Das ist unglaubliche schade, denn gerade auf Lovely Books suche ich mittlerweile gezielt nach deutschen Autoren, denn ja, wir können auch schreiben! Kerstin Gier, Astrid Körten, Sebastian Fitzek, Nele Neuhaus und Rainer Wekwerth müssen sich nun wirklich nicht verstecken. Sie alle haben bewiesen, dass sie Bestseller schreiben können.

Was ist also los in den großen Verlagen? Natürlich gönne ich Leuten wie Cassandra Clare, James Patterson und Becca Fitzpatrick ihren Erfolg und meinem Bücherregal würde ohne sie definitiv etwas fehlen, aber steht es so schlecht um die Buchbranche, dass wir die Amerikaner nun als Vorkoster engagieren? Wenn's Mittagessen vergiftet wurde, hat man halt einen Leibeigenen weniger ... Denn genau das ist es, was momentan auf dem Markt passiert. Nett ausgedrückt könnte man sagen, wir importieren viel, kaufen Rechte ein, stellen internationale Bestseller vor, aber nüchtern betrachtet tun wir nur eins: Risikominimierung betreiben.
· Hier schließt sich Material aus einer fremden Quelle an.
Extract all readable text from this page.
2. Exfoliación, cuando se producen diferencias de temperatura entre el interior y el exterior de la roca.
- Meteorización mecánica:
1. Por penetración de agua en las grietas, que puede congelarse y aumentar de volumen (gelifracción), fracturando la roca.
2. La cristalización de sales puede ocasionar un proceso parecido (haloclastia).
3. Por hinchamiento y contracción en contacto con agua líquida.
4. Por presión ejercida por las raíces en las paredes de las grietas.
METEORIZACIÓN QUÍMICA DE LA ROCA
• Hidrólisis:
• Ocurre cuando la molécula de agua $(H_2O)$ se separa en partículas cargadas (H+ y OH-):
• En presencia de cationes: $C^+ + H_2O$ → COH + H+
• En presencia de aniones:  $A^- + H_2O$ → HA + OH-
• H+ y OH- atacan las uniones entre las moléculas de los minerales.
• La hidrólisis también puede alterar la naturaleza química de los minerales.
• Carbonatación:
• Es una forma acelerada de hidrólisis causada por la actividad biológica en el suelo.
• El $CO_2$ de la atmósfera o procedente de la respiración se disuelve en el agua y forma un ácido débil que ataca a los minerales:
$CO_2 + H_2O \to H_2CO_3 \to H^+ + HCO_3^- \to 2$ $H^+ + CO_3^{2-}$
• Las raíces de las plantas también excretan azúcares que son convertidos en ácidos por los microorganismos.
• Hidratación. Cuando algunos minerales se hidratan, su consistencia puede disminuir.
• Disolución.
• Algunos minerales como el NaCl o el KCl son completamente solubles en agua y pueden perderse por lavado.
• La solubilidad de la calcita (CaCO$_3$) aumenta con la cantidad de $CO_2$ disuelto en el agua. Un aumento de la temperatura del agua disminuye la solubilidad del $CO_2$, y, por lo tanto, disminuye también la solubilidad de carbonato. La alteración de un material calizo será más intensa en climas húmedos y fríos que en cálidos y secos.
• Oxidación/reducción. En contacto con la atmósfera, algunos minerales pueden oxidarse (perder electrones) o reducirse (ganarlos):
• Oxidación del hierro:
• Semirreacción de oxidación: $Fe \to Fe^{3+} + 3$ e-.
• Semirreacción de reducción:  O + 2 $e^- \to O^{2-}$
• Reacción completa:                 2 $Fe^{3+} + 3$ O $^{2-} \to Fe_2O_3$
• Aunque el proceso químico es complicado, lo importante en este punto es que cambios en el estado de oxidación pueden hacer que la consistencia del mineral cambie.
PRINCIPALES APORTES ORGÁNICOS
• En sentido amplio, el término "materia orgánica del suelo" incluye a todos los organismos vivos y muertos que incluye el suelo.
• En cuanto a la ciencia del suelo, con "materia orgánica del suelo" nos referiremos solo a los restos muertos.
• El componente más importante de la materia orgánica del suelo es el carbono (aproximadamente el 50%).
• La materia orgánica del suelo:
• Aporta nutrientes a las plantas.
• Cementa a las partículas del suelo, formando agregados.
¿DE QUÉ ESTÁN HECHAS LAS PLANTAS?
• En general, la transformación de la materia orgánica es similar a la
Aber haben wir das wirklich nötig? Letztes Jahr war es ganz ganz schlimm. Ich hatte fast nur Amis auf meinem Nachttisch liegen. Dieses Jahr geht der Trend wieder mehr in Richtung Debütautoren, was ich sehr schön finde! Aber unterm Strich werden doch noch immer sehr viel mehr Übersetzungen angeboten als Originale.

Was denkt Ihr darüber? Habt ihr mal drauf geachtet, wenn Ihr durch die Buchhandlungen spaziert?

Kommentare:

  1. Leider hast du absolut recht. Selbst Kleinverlage konzentrieren sich teilweise nur noch auf den Kauf von Lizenzen aus den USA.
    Aber auch angeblich unabhängige Community's wie Lovelybooks sind - so sehr ich das Portal ansonsten Mag, davon gesteuert.
    Portale wie Lovelybooks haben die Macht, an dieser Situation, wie du sie oben genannt hast, zu ändern.
    Aber sie Handeln - ich denke es geht dabei auch um Geld - von den Verlagen gesteuert.
    Darum haben natürlich auch unabhängige Kleinverlage oder Indiautoren keine wirkliche Chance etwas daran zu ändern.
    Okay, ich bin nun als Kaumleser nicht in der besten Situation, allerdings trifft auch much als Autor diese Entwicklung natürlich schwer.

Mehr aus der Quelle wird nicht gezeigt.